“Tradizione significa ravvivare il fuoco, non adorare le ceneri”

Mentre apprendo con moderata perplessità della rimozione dal suo incarico diocesano del Vescovo statunitense Joseph Strickland, “colpevole”, a quanto sembra, di essere stato poco diplomatico, soprattutto sui temi bioetici, e troppo aderente al detto evangelico “sia il vostro parlare: sì sì, no no; il resto viene dal demonio”, scopro altresì che qualcuno a livello internazionale si è divertito a rinfocolare l’annosa (e noiosa) questione su John Ronald Reuel Tolkien “conservatore” o “progressista”. A suo modo, anche questa è una tradizione, soprattutto in Italia. Ora, da umile studioso di questo grande scrittore britannico, pur ribadendo, come l’autore dell’articolo in questione, che un’opera epica come “Il Signore degli Anelli” non sia categorizzabile politicamente poiché trascende le lotte politiche (e infatti fu apprezzata tanto negli USA quanto in Unione Sovietica), vorrei sottolineare brevemente alcuni aspetti relativi alle vicende biografiche e alle convinzioni di Tolkien che purtroppo sono stati omessi nell’analisi che mi è capitato di leggere:

  1. Sul piano politico bisogna intendersi su cosa significhi essere “conservatore” per un Cattolico.
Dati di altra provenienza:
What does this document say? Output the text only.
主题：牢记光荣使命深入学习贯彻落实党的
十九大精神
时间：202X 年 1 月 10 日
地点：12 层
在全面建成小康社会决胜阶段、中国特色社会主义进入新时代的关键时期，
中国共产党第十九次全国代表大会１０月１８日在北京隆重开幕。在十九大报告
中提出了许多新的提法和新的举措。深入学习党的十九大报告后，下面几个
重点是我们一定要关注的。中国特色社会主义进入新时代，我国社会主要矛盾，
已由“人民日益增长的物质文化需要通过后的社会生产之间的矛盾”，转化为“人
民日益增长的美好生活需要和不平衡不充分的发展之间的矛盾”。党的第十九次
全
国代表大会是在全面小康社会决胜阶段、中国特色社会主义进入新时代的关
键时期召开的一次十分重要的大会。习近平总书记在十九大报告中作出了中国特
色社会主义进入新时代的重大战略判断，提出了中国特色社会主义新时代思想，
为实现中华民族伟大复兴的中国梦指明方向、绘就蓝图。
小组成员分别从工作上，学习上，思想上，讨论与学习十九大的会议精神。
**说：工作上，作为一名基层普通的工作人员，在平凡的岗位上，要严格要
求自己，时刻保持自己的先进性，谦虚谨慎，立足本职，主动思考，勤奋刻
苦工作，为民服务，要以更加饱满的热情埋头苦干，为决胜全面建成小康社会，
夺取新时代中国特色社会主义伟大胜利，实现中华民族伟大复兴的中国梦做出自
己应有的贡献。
Certamente non significa essere razzista e nazifascista come taluni affermano superficialmente o in perfetta malafede. Tuttavia non significa nemmeno, nel caso di Tolkien, appoggiare pienamente un’entità come l’Impero Britannico, dato che esso è (stato) un impero ostinatamente protestante fin dalla cacciata degli Stuart dopo la cosiddetta “Gloriosa Rivoluzione” del XVII sec. Sull’essere “democratico” si potrebbe in età contemporanea trovare la quadra, ma la “democrazia”, perlomeno quella “occidentale” (qualunque cosa ciò significhi attualmente), si fonda sul relativismo filosofico e non è del tutto compatibile con il concetto molto concreto di “Regalità sociale di Cristo” (cioè con il fatto che Cristo e la legge cristiana debbano concretamente regnare nella società umana affinché essa sia perfetta), né con l’ordine rivolto da Gesù ai suoi discepoli di andare nel mondo e battezzare “tutte le genti nel nome del Padre, del Figlio e dello Spirito Santo”. Infatti il relativismo porta con sé l’ecumenismo, cioè l’idea che tutte le religioni siano uguali (cosa a cui ovviamente non crede nessuno, perché non ha senso). E infatti Tolkien non era nemmeno pienamente “democratico” nel senso che comunemente si attribuisce a questo termine, ossia non era pienamente fautore di quella forma di governo in cui, a livello meramente teorico, “la sovranità appartiene al popolo, che la esercita nelle forme e nei limiti della Costituzione” e non a Dio. Basti osservare, a tal proposito, la critica all’americanismo presente nel suo epistolario. Quindi la “monarchia incostituzionale” e l'”anarchia”, che Tolkien citava nelle sue lettere, nel suo caso specifico, sono aspirazioni legittime non in contrasto con il conservatorismo di stampo cattolico;
  2. Dal punto di vista religioso, una buona sintesi si trova in quest’articolo: https://www.radiospada.org/2018/10/j-r-r-tolkien-san-pio-x-e-il-concilio-vaticano-ii/. Per farla breve e per risparmiare a chi non ne avesse tempo o voglia la lettura dell’articolo di cui sopra, sottolineo che, se è vero che Tolkien non contestò mai in toto il Concilio Vaticano II, cosa che peraltro non fece nemmeno Mons. Marcel Lefebvre (il quale, tra parentesi, aveva ragione da vendere, come confermò lo stesso Paolo VI quando affermò che “il fumo di Satana è entrato nella Chiesa”, nonché in una discussione ormai pubblica con Mons. Lefebvre stesso), è altrettanto vero che Tolkien contestò varie tendenze “moderniste” (ricordo che il “modernismo”, ossia la tendenza a voler rincorrere a tutti i costi le mode e la filosofia dei tempi moderni, per i Cattolici è un’eresia condannata ufficialmente a più riprese dal Magistero) e mantenne per tutta la vita degli usi “preconciliari”, in particolare quello di pregare e rispondere in Latino durante la liturgia.

Quindi sì, Tolkien personalmente era un “moderato” ma pur sempre un “conservatore”. Concludo con un ulteriore spunto di riflessione: non sarà stata forse questa sua sensibilità “preconciliare” una delle ragioni che hanno finora precluso a Tolkien l’apertura di una Causa di Beatificazione? “Ai posteri l’ardua sentenza”.